Bill C-8 would allow the Liberals to kick people off the Internet without a warrant. Bill C-9 would allow the Liberals to police speech on the Internet. Bill C-12, in its previous iteration as Bill C-2, would not only violate patient-physician confidentiality but also allow the government to read letter mail without a warrant.
What is going on over there? Why is the Liberals' response to every conceivable social problem to violate our charter rights? Who is writing the legislation?
I know that as soon as I am done, the member for Winnipeg North will ask why we do not fix this at committee, to which I would say, yes, we are going to have to, but every member in this House should be protecting charter rights. The committee should not be the goalie. The Conservatives should not be the goalie. The Liberals should not be trying to get charter violations past the Conservative goalies. They are the Liberals. They are supposed to believe in liberty. I am honestly starting to wonder if they even know what their party's name means anymore.
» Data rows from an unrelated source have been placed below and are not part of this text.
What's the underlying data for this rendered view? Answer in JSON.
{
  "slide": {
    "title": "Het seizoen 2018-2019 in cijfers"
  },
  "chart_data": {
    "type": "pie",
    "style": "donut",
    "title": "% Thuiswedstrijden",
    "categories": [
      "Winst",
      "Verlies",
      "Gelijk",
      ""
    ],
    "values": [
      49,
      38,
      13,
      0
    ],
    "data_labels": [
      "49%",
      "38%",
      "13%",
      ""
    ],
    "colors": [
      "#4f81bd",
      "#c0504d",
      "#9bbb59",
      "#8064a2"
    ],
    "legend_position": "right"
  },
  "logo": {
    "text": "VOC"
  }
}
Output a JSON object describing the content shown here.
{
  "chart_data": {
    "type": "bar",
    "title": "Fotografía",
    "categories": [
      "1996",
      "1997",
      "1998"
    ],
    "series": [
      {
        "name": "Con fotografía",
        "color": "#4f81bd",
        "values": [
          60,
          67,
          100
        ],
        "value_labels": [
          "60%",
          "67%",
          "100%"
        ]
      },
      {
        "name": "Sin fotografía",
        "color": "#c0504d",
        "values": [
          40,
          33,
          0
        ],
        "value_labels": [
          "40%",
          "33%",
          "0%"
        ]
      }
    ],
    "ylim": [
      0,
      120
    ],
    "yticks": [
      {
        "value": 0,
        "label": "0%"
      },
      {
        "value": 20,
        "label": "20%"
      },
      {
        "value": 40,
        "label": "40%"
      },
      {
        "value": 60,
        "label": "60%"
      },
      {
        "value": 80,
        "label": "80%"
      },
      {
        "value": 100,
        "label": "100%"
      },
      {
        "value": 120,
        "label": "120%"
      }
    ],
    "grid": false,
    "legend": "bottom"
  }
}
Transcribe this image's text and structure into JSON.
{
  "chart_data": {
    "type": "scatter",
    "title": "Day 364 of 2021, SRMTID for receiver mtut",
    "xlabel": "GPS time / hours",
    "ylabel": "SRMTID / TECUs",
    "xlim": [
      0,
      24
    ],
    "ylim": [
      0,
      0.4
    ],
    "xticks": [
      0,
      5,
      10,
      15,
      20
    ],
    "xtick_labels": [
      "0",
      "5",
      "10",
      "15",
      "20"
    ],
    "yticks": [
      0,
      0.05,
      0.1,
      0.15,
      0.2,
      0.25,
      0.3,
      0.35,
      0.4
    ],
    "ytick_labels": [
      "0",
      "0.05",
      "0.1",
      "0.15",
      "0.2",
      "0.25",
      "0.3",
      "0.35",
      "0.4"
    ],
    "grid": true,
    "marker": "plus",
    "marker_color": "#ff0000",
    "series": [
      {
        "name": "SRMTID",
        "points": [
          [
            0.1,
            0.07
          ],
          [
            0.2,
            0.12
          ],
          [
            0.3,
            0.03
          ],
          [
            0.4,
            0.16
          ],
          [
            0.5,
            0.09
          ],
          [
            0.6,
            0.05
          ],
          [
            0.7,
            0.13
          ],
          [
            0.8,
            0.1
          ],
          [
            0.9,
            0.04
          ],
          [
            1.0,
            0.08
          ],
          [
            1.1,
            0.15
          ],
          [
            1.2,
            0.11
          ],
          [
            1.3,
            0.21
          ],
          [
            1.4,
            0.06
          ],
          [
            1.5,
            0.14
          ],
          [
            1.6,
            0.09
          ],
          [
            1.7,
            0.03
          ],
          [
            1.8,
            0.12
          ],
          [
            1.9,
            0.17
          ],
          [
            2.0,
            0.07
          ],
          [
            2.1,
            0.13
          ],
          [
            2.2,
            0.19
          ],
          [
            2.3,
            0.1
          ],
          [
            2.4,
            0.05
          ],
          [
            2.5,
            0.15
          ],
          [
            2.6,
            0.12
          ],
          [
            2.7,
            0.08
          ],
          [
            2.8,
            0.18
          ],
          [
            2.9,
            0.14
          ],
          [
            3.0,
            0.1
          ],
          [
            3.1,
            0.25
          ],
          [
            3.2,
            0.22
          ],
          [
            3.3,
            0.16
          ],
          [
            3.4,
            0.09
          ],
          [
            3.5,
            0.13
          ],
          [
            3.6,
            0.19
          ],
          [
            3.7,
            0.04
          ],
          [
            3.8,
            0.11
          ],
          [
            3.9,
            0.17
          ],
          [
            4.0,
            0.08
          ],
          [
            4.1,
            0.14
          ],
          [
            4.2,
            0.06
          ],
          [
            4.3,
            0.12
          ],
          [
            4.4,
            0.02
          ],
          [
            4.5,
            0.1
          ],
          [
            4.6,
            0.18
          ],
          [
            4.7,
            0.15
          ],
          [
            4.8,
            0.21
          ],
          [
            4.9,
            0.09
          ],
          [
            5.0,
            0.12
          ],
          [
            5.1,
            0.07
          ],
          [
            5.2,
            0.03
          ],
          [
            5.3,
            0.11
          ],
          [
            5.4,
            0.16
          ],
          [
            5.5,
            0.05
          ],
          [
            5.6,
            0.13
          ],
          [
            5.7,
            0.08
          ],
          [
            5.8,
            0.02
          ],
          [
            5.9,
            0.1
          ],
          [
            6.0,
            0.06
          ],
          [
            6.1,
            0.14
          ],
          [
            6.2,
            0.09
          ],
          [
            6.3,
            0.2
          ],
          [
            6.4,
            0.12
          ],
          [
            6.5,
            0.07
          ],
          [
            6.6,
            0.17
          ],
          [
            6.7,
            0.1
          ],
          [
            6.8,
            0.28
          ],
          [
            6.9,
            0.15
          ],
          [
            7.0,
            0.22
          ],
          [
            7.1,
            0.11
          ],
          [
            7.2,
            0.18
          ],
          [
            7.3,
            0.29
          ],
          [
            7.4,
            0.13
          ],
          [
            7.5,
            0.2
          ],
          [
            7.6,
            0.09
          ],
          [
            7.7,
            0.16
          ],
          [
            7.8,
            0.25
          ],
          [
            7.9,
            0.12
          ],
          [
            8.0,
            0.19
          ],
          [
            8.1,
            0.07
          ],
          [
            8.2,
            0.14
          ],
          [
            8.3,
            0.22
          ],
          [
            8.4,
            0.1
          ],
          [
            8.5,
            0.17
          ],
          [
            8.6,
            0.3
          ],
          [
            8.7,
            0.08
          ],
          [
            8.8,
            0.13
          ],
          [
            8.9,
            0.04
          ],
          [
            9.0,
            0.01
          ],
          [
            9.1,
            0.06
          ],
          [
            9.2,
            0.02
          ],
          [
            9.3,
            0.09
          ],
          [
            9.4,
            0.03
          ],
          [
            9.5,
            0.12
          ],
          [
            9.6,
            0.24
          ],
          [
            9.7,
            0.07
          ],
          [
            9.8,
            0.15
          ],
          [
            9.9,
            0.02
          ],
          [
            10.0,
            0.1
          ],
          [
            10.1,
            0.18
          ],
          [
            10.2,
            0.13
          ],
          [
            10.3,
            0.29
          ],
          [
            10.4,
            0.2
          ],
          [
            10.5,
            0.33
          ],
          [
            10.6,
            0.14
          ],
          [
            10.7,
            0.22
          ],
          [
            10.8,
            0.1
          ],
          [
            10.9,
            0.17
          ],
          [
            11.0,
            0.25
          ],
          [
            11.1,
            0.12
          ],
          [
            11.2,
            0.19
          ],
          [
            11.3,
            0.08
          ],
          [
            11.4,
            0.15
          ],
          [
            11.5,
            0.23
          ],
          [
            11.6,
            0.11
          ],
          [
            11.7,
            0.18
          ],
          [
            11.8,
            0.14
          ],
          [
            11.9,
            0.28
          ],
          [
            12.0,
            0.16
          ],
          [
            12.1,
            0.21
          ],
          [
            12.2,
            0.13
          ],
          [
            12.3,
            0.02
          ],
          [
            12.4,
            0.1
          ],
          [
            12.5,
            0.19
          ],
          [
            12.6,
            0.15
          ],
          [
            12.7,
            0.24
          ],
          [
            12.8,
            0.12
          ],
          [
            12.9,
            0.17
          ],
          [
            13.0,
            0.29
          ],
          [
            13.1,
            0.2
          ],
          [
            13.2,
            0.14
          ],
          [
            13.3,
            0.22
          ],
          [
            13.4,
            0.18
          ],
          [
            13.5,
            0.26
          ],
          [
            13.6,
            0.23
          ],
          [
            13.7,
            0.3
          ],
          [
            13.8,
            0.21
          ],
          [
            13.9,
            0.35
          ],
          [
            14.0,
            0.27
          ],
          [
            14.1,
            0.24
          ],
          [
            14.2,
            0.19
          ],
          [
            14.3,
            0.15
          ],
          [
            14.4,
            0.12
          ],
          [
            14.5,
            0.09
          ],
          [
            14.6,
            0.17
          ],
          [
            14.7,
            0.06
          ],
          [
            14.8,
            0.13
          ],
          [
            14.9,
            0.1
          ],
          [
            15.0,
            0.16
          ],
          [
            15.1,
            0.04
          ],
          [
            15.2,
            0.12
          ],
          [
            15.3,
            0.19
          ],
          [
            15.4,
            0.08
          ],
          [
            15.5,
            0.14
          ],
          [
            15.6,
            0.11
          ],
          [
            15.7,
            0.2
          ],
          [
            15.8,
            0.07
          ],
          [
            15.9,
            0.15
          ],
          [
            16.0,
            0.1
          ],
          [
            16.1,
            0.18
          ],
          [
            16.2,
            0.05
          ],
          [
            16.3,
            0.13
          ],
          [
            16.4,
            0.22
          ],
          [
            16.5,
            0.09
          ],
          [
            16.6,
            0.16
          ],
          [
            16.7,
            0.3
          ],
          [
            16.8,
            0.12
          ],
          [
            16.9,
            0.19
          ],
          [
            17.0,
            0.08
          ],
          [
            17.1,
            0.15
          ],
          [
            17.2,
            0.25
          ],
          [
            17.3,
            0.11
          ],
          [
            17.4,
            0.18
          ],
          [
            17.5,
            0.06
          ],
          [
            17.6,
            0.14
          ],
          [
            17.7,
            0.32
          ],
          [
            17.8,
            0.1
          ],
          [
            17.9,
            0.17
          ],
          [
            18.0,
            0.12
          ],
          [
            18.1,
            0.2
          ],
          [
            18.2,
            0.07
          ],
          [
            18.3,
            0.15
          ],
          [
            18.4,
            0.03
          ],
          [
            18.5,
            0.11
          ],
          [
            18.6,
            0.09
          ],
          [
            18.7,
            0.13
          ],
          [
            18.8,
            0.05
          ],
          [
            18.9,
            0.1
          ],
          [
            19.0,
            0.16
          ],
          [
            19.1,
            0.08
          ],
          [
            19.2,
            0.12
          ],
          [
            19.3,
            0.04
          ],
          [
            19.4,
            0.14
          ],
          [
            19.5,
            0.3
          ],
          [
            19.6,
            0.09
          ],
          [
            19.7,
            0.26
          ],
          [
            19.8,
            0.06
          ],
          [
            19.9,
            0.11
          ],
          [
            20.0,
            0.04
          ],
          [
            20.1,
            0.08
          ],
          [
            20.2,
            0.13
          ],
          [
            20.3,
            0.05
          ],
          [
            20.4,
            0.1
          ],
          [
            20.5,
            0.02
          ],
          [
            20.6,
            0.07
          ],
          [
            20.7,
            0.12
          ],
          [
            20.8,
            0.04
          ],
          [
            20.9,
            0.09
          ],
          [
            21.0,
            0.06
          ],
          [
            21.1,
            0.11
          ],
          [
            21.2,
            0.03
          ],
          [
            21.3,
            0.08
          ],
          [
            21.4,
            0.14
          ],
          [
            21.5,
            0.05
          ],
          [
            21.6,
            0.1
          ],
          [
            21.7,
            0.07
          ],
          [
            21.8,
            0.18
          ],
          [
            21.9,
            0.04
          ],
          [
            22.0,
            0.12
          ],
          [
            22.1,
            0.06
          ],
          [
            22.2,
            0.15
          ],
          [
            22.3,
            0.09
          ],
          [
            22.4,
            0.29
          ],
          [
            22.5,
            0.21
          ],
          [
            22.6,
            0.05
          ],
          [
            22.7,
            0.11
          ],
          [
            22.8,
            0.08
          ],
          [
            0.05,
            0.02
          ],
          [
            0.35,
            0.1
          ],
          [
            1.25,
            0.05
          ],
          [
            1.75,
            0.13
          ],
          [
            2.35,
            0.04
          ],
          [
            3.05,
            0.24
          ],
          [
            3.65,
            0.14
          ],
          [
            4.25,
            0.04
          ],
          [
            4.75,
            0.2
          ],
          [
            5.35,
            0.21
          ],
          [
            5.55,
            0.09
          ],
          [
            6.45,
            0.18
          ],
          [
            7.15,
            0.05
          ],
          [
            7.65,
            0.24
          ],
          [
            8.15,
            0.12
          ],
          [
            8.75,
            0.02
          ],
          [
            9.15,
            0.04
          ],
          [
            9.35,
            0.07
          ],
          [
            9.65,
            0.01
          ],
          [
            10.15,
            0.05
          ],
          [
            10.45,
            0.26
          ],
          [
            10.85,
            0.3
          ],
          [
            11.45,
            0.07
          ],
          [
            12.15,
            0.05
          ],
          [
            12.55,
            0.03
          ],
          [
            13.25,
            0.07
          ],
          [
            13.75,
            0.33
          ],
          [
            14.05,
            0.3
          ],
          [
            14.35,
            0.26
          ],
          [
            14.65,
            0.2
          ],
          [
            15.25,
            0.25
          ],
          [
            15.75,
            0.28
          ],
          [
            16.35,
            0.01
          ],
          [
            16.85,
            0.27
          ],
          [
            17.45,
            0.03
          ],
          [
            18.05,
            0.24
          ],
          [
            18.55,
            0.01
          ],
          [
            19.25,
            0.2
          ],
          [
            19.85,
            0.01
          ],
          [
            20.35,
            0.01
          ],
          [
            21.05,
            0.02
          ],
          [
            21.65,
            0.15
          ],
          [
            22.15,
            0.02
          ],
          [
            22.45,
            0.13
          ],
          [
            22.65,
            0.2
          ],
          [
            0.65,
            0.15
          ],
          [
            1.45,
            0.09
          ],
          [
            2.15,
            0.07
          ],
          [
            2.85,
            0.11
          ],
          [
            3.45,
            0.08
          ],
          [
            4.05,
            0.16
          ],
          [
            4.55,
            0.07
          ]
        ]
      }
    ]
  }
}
Here is the Encyclopædia Britannica entry on “liberalism”:
political doctrine that takes protecting and enhancing the freedom of the individual to be the central problem of politics. Liberals typically believe that government is necessary to protect individuals from being harmed by others, but they also recognize that government itself can pose a threat to liberty.
Do the members opposite see themselves at all in this definition today? It has been six months since I was elected to this House, and not once, in between their power grabs, have I heard them make even passing reference to individual liberty or to the fact that the government itself can threaten that liberty.
Conservatives seek to conserve our liberty. Liberals are supposed to seek to expand our liberty. However, this is three times in six months they have tried to get one past us. I am asking them honestly to reflect on this. Are they even Liberals anymore, or have they become something darker? How is it that they have betrayed the Liberal tradition again and again in this House?
I would ask the Liberal backbenchers, in particular, if this is what they signed up to do when they took out a Liberal Party membership and if the Prime Minister's Office ran any of it by them before it tried to ram it through the House. Why do they not do the right thing and withdraw Bill C-2 entirely instead of trying to get it passed piecemeal?
One piece of Bill C-2, Bill C-12, is going to go to committee, but we must not forget the omnibus monstrosity from which it came. We must not forget the questions of competence that the story of Bill C-12 raises, and we must also not look away from the authoritarian tendencies of the so-called Liberals that this story reveals.